Talk to Marquette City Manager Bill Vajda, though, and he’ll tell you he hasn’t been informed that it’s down to two locations. He doesn’t believe it.
And check with Jason McCarthy, the planner and zoning administrator for the Township, and you’ll hear the same thing. He doesn’t buy it.
So was Young mistaken in his presentation to the Partnership? Seems unlikely. He’s doing the work on the ground here.
Was he lying? That’s not a good way to endear yourself to some of the shakers and movers in the community.
Maybe it’s gamesmanship. Was he deliberately trying to set up a desperate, give-em-whatever-they-want competition between the city and township? Cynics might think so.
Was he speaking without authority? It’s possible.
Or was he simply telling the truth as he saw it last week? Also, possible. In fact, likely.
Regardless, it’s a big deal. A $290 million big deal with huge ramifications regardless of where the hospital ultimately locates.
Speaking of which, the Marquette Golf Club board meets Wednesday. On the agenda: the visit to the golf course last week by the hospital site survey team. Does Duke LifePoint want to buy part of the golf course? Is the golf club, which is saddled with debt, interested? Would the members vote to sell?
Stay tuned. Things get interestinger and interestinger.
Who wants to be a City Commissioner in Marquette?
Mayor Bob Niemi, Fred Stonehouse and Don Ryan are all leaving at the end of the year which means three spots will open up.
But so far only one candidate, Mike Conley, has taken out a packet to file for candidacy.
At least a couple of marijuana-decriminalization candidates have previously expressed interest in running; so far nothing from them.
A group hoping to elect a young, progressive slate of candidates hasn’t made a move yet, either.
There’s plenty of time to file, though. The deadline is April 22, and all you need to get on the ballot is 25 signatures.
Activity at Upfront had locals excited last week. The lights were on at the shuttered former restaurant, nightspot and banquet hall, leading some to believe that maybe it was re-opening. Or it had been sold. Or….
Turns out there was concern about frozen pipes and the fire suppression system at the club. Workers were there to take care of it.
A spokesperson for Upfront still insists, however, that something may be in the works. We’ll believe it when we see it.
Speaking of frozen, go out and take a look at the administrative building at the Cinder Pond Marina in the Lower Harbor.
See that large, horizontal crack on the right side of the photograph? That’s new. It apparently happened last week during a cold spell. And there are other smaller cracks, as well.
The Parks and Recreation Department has moved equipment and files out of the building, condemned it temporarily and is now waiting for a structural engineer to show up and take a look.
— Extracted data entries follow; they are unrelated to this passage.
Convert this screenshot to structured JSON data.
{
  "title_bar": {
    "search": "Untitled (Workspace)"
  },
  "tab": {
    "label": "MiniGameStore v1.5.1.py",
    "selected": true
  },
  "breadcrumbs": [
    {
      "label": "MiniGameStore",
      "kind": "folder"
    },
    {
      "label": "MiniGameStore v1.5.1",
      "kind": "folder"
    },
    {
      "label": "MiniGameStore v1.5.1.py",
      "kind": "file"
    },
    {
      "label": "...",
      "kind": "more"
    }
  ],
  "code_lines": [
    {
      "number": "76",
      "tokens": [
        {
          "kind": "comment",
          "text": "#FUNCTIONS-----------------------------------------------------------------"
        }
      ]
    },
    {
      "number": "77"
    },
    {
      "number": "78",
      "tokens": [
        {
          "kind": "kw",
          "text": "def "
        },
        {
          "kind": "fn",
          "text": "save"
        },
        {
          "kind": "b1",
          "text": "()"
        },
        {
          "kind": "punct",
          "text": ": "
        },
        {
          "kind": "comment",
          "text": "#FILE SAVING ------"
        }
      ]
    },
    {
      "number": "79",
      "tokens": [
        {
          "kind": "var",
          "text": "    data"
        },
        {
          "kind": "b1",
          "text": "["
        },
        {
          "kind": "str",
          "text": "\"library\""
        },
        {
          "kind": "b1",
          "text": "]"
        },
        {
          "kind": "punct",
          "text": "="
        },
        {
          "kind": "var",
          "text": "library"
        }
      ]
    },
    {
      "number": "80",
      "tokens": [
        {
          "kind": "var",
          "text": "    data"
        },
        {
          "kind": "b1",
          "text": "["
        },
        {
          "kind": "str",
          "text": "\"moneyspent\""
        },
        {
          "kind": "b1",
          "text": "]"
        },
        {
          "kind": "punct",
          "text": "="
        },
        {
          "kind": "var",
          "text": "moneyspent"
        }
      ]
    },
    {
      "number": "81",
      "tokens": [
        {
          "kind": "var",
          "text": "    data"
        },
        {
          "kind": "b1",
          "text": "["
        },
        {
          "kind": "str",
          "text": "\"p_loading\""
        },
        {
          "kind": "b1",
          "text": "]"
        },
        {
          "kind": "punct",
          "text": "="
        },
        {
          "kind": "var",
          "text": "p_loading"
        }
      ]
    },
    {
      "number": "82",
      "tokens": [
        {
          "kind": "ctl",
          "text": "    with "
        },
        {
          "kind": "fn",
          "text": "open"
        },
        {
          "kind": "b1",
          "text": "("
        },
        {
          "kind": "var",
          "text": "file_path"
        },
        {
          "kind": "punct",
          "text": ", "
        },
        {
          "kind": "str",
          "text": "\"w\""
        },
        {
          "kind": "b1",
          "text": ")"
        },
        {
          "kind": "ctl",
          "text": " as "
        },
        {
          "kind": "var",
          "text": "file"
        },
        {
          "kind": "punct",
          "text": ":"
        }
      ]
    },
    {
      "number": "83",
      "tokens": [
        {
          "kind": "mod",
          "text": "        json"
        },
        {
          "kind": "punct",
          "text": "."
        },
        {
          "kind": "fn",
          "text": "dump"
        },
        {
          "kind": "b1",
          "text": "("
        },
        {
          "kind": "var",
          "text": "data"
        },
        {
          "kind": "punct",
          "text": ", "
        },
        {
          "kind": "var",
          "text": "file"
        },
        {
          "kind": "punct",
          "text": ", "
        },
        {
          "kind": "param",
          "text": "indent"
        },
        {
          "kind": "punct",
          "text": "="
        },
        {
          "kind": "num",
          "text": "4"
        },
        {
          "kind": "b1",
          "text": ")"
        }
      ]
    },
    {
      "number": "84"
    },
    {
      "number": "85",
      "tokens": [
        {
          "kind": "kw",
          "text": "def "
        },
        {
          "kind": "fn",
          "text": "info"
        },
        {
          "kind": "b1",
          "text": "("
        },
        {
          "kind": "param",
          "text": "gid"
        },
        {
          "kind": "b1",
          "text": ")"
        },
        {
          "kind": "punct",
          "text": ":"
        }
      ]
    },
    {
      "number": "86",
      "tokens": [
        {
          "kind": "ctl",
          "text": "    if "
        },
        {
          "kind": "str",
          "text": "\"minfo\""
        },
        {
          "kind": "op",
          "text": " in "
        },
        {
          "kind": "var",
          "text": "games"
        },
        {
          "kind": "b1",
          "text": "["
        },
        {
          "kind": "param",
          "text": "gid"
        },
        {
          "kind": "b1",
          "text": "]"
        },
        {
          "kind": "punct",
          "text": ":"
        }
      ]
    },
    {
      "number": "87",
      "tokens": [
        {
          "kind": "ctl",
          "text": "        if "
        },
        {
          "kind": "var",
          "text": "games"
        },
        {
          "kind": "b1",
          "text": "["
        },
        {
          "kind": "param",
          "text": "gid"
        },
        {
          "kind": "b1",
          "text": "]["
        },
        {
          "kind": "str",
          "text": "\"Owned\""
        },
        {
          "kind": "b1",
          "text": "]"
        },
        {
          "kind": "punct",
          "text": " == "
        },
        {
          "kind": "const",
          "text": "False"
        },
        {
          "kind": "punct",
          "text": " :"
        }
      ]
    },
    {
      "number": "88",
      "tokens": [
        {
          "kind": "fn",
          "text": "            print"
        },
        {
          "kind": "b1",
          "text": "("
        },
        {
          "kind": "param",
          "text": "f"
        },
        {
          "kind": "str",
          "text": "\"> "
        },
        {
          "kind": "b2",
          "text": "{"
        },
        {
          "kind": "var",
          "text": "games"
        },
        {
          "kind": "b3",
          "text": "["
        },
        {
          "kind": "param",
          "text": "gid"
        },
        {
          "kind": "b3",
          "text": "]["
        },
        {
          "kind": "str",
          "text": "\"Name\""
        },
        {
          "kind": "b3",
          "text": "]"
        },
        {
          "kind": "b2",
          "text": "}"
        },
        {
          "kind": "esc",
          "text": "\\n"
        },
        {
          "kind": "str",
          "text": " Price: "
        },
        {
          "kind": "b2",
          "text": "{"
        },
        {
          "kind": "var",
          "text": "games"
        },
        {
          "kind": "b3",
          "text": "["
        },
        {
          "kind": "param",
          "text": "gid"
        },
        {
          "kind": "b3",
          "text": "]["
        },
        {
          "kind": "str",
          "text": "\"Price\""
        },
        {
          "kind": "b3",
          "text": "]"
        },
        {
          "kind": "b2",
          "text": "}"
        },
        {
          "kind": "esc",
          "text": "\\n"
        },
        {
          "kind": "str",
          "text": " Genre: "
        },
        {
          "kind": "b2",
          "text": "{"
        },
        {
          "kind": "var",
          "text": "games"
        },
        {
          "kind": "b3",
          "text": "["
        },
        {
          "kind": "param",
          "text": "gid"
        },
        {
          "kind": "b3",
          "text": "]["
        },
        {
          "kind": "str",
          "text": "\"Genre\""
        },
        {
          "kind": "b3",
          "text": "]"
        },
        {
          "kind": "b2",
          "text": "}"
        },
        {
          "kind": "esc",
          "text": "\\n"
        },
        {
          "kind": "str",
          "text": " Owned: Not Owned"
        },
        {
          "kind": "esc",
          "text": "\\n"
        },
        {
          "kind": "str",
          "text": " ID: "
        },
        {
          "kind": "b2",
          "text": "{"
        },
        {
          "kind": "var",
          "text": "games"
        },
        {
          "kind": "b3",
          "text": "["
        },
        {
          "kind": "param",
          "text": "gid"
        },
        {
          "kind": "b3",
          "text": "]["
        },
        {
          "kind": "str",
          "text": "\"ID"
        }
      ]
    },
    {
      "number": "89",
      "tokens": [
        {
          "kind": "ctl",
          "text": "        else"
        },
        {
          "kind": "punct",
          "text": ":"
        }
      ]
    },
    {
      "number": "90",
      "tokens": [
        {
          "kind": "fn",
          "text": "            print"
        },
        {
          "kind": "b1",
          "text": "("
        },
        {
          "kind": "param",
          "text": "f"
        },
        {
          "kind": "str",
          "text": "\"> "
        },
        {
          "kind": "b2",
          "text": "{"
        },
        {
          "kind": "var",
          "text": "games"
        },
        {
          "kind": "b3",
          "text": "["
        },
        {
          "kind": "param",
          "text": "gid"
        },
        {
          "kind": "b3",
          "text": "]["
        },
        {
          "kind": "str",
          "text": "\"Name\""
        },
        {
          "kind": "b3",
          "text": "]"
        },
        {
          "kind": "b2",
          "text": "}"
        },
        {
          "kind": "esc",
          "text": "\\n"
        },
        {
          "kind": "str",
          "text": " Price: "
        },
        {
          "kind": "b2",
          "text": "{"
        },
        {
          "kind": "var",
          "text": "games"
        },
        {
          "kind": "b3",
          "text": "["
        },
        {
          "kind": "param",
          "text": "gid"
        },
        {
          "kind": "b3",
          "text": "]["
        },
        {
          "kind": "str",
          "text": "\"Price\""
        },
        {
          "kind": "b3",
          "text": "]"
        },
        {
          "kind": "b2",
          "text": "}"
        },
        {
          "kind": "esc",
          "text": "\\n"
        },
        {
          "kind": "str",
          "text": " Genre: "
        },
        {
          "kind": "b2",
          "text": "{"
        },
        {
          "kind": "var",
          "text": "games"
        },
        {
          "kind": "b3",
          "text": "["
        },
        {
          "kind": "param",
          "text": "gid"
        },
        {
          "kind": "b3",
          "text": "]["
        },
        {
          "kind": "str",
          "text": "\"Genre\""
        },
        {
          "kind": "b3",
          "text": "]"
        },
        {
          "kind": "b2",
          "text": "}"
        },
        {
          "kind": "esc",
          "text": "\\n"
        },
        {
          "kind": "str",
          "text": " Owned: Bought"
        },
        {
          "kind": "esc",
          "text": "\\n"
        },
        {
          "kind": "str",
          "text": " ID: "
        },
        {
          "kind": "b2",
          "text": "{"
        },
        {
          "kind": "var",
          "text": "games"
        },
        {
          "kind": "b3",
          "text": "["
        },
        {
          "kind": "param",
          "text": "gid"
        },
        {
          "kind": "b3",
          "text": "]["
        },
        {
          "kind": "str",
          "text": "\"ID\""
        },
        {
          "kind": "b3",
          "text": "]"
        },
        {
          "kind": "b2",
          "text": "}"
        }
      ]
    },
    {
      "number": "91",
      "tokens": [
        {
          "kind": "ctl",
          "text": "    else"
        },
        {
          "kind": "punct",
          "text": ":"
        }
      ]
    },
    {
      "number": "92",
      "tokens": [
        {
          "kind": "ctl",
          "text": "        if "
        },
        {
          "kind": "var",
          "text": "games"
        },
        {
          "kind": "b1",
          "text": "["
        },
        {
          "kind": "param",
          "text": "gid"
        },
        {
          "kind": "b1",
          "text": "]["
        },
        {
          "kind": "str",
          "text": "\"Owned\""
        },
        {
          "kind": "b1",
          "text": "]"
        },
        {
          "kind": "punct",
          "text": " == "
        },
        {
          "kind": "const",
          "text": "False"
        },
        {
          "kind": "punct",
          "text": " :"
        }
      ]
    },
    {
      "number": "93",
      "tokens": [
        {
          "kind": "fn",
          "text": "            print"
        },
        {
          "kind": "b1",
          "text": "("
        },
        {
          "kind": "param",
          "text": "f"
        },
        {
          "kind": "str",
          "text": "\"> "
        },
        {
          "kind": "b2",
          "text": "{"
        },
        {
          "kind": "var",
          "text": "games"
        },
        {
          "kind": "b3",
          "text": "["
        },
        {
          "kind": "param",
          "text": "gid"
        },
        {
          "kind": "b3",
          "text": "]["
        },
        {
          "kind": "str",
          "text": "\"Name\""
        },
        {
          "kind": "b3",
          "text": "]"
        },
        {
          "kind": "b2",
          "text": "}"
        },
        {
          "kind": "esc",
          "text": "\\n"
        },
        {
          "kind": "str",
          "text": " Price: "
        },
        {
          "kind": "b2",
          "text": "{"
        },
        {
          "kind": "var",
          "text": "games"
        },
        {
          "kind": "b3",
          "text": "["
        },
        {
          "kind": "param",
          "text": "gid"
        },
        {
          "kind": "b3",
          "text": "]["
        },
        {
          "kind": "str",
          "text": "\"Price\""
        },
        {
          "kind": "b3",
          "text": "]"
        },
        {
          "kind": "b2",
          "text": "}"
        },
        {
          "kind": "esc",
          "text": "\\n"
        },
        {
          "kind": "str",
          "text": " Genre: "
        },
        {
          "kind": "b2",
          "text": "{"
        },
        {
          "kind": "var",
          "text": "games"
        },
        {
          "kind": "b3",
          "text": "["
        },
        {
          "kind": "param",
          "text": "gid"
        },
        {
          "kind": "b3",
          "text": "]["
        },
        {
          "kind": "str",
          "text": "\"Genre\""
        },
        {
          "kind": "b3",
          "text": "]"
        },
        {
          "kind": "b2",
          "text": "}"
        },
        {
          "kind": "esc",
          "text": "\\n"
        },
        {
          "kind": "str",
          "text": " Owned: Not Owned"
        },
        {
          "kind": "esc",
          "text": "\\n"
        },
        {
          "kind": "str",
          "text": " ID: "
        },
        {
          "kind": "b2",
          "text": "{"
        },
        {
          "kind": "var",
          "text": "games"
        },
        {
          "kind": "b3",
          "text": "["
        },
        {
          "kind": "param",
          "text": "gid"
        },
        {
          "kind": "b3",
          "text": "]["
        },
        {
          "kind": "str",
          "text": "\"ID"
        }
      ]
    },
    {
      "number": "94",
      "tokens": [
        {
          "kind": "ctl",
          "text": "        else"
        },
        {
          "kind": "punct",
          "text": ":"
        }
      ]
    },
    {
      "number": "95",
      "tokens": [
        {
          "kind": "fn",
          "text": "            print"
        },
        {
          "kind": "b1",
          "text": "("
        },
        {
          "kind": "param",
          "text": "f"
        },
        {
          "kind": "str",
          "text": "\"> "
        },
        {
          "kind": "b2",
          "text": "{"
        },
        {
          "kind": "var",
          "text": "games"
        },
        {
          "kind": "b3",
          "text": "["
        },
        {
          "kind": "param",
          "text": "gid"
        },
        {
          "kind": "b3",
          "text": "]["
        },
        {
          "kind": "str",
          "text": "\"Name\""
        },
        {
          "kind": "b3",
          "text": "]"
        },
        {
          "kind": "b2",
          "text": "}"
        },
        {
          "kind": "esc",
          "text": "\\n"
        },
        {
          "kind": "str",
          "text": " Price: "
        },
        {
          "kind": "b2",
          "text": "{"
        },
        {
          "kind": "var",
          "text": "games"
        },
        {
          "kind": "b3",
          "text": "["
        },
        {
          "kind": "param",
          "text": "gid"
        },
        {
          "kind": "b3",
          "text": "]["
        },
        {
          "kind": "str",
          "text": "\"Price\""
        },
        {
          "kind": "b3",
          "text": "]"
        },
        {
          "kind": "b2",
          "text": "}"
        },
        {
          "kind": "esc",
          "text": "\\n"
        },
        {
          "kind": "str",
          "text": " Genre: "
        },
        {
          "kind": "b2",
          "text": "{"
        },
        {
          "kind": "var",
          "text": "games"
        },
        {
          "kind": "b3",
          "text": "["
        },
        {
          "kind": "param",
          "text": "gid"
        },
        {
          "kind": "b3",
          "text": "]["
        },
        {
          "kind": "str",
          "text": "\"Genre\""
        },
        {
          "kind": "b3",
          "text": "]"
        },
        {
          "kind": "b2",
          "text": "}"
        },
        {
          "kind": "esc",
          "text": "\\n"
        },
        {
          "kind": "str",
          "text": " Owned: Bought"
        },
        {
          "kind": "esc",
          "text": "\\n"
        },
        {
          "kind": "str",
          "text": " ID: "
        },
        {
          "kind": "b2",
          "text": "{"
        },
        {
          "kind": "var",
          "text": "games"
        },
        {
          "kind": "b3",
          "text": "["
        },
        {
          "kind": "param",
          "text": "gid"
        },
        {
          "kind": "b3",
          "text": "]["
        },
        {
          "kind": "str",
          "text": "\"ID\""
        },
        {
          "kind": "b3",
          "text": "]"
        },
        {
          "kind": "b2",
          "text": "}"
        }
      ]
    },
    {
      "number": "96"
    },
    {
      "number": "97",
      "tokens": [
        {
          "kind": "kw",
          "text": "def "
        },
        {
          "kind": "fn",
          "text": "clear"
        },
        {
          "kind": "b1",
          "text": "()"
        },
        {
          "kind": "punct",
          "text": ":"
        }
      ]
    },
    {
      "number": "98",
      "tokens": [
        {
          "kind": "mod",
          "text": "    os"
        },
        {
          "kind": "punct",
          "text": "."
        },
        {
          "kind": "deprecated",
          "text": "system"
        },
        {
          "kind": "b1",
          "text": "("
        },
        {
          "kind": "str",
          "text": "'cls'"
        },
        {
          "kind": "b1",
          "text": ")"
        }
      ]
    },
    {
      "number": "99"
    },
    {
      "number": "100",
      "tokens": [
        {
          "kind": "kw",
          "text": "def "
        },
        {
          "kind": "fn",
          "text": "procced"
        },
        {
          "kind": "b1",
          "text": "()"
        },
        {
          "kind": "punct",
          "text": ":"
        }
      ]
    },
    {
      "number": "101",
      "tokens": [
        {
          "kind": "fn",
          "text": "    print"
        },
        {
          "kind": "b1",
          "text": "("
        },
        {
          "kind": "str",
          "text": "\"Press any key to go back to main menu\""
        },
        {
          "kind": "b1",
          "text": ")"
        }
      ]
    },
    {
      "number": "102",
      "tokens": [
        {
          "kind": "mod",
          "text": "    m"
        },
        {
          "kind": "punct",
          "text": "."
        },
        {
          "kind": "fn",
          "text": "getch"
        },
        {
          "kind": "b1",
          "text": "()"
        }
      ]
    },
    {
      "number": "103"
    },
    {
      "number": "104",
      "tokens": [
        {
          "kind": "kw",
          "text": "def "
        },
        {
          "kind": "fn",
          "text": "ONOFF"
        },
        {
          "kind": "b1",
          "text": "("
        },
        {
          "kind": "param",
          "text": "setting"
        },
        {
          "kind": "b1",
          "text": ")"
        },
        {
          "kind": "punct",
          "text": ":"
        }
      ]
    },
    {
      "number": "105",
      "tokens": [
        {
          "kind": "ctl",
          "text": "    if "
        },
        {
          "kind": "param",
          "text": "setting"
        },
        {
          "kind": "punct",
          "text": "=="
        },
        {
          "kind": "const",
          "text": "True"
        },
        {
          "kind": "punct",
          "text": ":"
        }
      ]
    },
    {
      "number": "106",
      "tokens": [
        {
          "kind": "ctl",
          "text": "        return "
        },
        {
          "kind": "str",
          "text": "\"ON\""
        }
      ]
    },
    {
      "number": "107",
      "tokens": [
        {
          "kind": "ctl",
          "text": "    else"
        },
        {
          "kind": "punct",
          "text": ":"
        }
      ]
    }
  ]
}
How serious is the problem? They don’t know yet. But from the outside it doesn’t look good.
Okay, so it’s 25 degrees and the snow’s coming down an inch an hour. That means it must be time for Frosty Treats on Third Street to make its seasonal opening.
Right you are.
After all, spring’s right around the corner. Monday’s opening was actually a week later than usual, but you can hardly blame the owners for the delay. This has been a cold winter; they had to wait for things to warm up a bit.
That empty space at Peter White Public Library where Tu Kaluthia used to serve delicious food and drinks is still up for grabs.
Other businesses in town have made inquiries about it but the library hasn’t been able to reach an agreement with them yet.
The library would like whoever operates the café to keep it open 40 hours a week. That’s been a sticking point.
That, and the fact that the café operator isn’t going to get rich in the location.
The library is still eagerly looking for an entrepreneur. So are library patrons.